While I was going nuts trying to make heads or tails of whatever was going on with this plot, I had a few questions come to mind. First off, if these bad guys were so powerful, why would simple jail cells keep them in check? And if you’re gonna say “Well didn’t you just say they wore wrist band that would blow them to smithereens if they tried to escape?“, the wrist bands are only used on two of the six baddies, not all of them as you might assume to be the case. Exactly why they only had two wrist bands to use is never explained, but I refuse to believe that the budget made allowances for only two of the cheap little trinkets. Could the budget be that low? Is that even possible?? After some brain crunching, I managed to figure out that Death needs a scythe (That Alice has in her possession) to be successful in his grand scheme. He also summons a group of what he calls “Death’s Messengers” to do some of the dirty work for him. They sorta look like ninjas wearing riot gear, but the budget only seems to be able to have three of them at any given time, so it really isn’t too hard to keep them in check. Bluebeard is kept in place using The Queen Of Hearts power to control minds, but once she’s knocked off he goes all psycho with lust over Goldilocks. And the Big Bad Wolf needs to be monitored very closely since he can turn on the heroes really quick, and screw up their plans. Luckily for them, he develops a crush on Goldilocks as well, so guess which two characters have a run in towards the end of the film?
Yadda yadda yadda. Blah blah blah. I cannot believe I’ve written over 800 words (At this point) about this absolutely atrocious excuse for a film. There is some fun to be had in some of the performances though, with Licciardi and Diaz relishing their parts as much as possible. And Fiona Rene goes apeshit Loony Toon with Carabosse! She absolutely devours every scene she’s in, nothing and no one is safe from her scenery chewing, but that ain’t such a bad thing. And she’s really a sight to see in make up that’s absolutely horrific to look at (& I mean that in the nicest possible way). The rest of the characterizations range from acceptable to horribly overwrought. There’s nothing to say about the scenery since the entire film takes place in that ugly warehouse, but I can say that the cinematography (by Rafael Levya) is about as good as it can possibly be considering the circumstances.

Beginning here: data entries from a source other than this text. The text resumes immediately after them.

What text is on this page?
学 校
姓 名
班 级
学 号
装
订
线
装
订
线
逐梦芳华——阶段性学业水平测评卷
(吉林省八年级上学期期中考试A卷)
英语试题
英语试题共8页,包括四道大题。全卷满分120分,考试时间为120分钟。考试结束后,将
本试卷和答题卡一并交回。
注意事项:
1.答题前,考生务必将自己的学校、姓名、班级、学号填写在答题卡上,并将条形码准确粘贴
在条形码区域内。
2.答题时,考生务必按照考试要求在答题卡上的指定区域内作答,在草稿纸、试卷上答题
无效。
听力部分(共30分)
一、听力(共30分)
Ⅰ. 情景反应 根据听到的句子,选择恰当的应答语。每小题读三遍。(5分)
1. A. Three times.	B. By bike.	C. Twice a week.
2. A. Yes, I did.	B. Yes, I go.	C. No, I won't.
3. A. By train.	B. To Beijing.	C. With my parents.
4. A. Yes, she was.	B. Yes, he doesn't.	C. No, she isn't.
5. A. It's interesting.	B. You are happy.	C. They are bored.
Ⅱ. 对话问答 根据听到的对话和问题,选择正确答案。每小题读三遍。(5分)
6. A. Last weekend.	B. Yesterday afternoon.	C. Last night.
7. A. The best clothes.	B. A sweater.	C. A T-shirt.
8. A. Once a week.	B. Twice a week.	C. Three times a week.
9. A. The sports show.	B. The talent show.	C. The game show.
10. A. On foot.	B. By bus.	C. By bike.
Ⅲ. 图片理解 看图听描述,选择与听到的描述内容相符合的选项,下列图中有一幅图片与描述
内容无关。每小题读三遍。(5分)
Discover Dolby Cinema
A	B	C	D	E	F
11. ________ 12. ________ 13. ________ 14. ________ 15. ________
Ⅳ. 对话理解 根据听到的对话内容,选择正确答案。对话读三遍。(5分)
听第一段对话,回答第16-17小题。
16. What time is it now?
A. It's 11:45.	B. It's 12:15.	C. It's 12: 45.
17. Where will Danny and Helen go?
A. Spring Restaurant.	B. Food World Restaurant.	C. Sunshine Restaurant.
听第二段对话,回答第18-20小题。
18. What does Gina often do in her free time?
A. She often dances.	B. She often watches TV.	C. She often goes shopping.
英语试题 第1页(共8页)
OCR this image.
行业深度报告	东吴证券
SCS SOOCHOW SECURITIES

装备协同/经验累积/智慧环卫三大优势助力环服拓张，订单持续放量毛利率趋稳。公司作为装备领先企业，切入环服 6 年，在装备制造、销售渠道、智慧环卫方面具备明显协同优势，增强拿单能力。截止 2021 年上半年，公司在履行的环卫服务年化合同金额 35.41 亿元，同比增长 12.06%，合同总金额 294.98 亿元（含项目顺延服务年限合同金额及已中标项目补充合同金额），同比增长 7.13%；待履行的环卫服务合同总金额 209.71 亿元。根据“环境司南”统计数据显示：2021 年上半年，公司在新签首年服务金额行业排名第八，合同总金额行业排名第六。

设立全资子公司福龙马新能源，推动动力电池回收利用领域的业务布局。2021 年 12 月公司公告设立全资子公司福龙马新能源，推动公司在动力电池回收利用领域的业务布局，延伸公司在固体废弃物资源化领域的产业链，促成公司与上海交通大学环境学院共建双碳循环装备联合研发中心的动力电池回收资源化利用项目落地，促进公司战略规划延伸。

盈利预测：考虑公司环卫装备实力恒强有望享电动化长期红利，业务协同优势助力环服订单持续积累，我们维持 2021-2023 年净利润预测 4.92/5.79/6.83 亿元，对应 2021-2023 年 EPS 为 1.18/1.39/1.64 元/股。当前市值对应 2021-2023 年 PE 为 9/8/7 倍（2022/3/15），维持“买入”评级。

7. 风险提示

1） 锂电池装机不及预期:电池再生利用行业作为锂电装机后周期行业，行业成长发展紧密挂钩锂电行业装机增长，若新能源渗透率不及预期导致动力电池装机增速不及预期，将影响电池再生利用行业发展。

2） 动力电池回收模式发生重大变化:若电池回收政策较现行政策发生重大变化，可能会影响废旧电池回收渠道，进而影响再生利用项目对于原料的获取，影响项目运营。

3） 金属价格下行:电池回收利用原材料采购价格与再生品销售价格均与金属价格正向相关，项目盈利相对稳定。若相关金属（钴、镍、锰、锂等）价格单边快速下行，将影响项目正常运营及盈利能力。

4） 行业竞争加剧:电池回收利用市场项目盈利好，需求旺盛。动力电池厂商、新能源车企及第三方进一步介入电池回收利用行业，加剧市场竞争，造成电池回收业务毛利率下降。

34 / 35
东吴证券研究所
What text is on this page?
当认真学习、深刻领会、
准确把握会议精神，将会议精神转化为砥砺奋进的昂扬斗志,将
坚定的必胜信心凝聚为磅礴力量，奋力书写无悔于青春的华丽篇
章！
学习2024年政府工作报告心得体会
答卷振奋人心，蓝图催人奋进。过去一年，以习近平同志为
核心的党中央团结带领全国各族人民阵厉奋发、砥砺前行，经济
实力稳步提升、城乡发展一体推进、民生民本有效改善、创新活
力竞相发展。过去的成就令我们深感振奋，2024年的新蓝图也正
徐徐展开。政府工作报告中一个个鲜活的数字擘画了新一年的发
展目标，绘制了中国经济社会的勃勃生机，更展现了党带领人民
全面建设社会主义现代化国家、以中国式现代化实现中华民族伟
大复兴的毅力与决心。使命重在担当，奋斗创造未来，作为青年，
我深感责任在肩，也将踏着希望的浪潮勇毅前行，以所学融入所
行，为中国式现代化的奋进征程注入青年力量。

Writer/Director Inman doesn’t so much direct the film as much as act as a traffic cop, keeping the actors moving when they should be, and stopping them in their tracks when they need to be reigned in. But his script is so off the wall, and confusing, that you’ll need multiple viewings to figure it all out. Hell, I watched it twice (A herculean effort), and I’m still nearly completely in the dark over it. And the ending features some shitty CGI in The Asylum’s effort to remind everyone that they are experts in producing shitty CGI. So if a film about fairy tale characters with pistols, fighting in a dirty warehouse for 90 minutes is something you woke up with a hankering for, then Sinister Squad is what you’ve been hoping for. For the rest of you (Who aren’t into self punishment), steer far away from this one. It’s a new low for The Asylum, and that’s saying something.